Analyzing means comparing. That is our central rule here. Comparing, however, rarely suffices as a comparison. Mostly you have to do some subtracting first. Not till then you see what there is to see.
The strain on your eyes is really heavy if you ought to identify vertical spacing while horizontal spacing in a chart creates intense patterns.
The graphic below from the March 5th 2009 issue of DIE ZEIT is a good example. The line chart shows the development of Germany’s foreign trade in billions of euros. But how high is the trade surplus? How has it developed over the years? How far is the gap between exports and imports widening? Answer: We don’t know.
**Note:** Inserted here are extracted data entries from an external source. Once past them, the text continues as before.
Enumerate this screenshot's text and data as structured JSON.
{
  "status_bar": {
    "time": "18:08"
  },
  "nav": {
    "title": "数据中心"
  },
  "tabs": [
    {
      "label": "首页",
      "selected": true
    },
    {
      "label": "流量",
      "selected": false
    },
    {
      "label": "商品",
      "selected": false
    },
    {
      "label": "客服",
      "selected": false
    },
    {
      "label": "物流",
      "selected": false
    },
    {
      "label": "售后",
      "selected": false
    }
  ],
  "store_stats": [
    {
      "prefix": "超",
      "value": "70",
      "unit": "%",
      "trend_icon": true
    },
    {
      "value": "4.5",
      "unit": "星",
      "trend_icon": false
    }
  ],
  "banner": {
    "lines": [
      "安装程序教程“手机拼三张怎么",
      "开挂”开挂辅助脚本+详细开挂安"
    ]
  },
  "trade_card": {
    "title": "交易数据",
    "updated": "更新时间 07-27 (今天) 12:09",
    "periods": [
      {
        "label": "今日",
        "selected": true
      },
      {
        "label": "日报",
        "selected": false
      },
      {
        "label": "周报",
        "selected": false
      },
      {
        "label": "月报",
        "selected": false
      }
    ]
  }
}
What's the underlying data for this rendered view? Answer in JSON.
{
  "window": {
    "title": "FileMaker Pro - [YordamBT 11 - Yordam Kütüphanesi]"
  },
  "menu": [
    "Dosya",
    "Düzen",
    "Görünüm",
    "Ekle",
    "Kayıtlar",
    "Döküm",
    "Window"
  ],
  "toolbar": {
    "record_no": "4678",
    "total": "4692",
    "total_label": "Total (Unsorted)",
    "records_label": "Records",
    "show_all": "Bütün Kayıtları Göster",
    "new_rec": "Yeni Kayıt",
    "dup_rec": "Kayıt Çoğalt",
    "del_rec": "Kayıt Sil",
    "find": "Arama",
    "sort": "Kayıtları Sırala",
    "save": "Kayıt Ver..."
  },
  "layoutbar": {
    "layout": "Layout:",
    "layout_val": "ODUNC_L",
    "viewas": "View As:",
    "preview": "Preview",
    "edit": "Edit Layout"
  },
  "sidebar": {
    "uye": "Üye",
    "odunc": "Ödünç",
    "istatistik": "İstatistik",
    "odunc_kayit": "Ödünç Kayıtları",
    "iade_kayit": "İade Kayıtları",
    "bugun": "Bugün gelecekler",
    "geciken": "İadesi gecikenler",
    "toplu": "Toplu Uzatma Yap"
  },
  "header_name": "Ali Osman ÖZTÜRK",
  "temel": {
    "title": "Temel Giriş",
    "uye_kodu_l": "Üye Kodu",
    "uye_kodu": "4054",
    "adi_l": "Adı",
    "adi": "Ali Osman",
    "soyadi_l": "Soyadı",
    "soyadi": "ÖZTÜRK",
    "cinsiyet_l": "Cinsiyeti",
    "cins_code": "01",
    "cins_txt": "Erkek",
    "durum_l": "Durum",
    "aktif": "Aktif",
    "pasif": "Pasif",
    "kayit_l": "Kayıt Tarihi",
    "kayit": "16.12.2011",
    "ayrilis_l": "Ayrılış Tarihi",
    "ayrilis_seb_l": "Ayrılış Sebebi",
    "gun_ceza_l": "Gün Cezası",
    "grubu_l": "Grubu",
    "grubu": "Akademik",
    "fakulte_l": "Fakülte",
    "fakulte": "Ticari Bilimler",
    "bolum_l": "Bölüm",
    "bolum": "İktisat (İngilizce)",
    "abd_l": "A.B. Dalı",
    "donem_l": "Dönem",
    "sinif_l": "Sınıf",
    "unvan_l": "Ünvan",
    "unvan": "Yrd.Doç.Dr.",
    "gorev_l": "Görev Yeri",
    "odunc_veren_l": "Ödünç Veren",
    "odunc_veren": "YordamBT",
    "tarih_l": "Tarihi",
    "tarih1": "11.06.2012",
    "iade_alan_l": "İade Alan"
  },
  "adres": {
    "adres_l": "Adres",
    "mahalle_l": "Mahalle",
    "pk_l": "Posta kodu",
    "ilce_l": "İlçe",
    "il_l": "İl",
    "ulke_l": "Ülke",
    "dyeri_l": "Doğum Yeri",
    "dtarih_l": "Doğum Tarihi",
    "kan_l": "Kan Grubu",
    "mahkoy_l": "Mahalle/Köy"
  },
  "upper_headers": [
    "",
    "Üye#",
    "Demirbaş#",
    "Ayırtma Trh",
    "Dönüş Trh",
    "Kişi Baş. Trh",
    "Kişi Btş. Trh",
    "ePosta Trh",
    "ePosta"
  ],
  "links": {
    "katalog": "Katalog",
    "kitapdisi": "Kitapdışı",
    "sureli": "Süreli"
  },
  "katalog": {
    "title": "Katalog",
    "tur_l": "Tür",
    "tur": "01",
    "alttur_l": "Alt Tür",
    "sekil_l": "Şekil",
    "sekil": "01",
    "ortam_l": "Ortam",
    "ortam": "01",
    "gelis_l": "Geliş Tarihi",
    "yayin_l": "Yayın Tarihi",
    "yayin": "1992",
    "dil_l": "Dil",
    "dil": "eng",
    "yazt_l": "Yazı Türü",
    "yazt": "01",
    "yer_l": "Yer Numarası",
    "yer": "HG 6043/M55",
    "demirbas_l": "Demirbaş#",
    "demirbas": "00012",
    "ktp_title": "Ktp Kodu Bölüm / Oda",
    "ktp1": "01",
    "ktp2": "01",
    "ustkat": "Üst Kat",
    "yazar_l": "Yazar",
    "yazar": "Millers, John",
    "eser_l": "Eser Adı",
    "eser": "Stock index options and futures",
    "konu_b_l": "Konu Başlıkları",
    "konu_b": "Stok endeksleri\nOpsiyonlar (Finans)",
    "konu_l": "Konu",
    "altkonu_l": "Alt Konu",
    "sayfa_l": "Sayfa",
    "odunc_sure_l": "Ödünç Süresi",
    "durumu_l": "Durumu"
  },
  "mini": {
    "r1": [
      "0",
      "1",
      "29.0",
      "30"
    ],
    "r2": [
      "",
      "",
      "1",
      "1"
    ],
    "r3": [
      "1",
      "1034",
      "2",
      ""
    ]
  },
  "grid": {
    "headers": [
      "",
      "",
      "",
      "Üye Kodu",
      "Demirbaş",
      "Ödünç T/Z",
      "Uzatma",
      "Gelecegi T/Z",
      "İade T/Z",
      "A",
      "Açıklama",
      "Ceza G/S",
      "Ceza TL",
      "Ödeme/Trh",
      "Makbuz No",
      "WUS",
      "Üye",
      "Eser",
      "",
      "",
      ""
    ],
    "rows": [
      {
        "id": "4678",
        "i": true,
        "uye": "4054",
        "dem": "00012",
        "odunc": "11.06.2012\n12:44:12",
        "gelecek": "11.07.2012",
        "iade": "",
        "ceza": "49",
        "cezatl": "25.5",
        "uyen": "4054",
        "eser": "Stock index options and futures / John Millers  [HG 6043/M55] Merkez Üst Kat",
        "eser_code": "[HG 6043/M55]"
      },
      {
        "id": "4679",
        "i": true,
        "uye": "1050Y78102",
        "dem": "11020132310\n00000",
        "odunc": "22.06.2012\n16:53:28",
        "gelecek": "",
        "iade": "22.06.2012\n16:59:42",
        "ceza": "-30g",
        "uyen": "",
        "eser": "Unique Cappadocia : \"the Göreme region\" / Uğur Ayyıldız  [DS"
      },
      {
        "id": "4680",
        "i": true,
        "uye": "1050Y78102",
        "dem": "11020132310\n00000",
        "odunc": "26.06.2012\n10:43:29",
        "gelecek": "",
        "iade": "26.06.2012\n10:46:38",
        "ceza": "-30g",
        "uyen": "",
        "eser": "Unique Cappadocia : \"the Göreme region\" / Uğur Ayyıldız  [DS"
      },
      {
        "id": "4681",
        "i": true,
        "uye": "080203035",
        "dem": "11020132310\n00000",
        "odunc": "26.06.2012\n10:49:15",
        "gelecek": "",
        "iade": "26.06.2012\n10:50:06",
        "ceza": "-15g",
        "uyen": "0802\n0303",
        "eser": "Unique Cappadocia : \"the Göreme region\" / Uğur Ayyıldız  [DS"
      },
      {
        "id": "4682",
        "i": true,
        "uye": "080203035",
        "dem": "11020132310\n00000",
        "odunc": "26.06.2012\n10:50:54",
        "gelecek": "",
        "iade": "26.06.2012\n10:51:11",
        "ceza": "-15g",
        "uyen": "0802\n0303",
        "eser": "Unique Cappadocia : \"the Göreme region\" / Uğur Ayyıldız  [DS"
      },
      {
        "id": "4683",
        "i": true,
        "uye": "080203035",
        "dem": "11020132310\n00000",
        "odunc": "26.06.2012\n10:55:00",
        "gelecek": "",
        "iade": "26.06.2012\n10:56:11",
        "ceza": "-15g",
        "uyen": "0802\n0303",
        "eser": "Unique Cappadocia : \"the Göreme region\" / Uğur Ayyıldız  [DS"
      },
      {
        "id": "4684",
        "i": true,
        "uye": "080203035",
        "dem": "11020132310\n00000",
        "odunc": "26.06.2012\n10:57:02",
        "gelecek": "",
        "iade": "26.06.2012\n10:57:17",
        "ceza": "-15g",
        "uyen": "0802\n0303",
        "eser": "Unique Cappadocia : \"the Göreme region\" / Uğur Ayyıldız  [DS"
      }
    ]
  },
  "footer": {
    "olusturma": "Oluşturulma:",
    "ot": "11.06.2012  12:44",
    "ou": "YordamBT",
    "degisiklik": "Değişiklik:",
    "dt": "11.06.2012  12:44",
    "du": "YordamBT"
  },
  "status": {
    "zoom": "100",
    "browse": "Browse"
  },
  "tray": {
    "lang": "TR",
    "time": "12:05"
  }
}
That’s why DIE ZEIT wisely also shows the trade balance as a separate bar chart with a rough five-year grid (for more detail, click here).
The vertical gaps are impossible to decode. That’s why the trade balance in the time series chart is undecipherable as well (DIE ZEIT, March 5th 2009, p. 25).
We have been battling this problem since the beginning of line charts – in other words, since William Playfair invented them over 200 years ago. On a side note, his first time series charts were also used to analyze trade balances. In the following chart, Playfair shows England’s trade deficit to Asia. Another one shows the trade balance with Norway.
Playfair’s first line chart ever, which dates back to 1785, is difficult to read due to the same problem described above. Click image to enlarge.
Attempting to show developments based on a single measure has its pitfalls. And comparing two measures is even more challenging.
Cleveland and McGill have illustrated that a long time ago using Playfair’s data. I took the liberty to reconstruct the data from their chart and expand on their example. If you want to experiment a bit yourself, you can get the data I used here.
Based on the original drawing, we believe that the trade balance after 1760 was relatively small and constant. How much that cheats proves once again the green Delta Line (for a logarithmic alternative, click here).
Imports, exports and deltas: Now you can clearly see the development.
What lessons can controllers learn from this? As we have already seen in the case of unstacking stacked charts, the raw data rarely suffices. Controllers have to master the deltas. When you are comparing two values, always include their difference as well. In other words, simple subtraction is the least that we should do.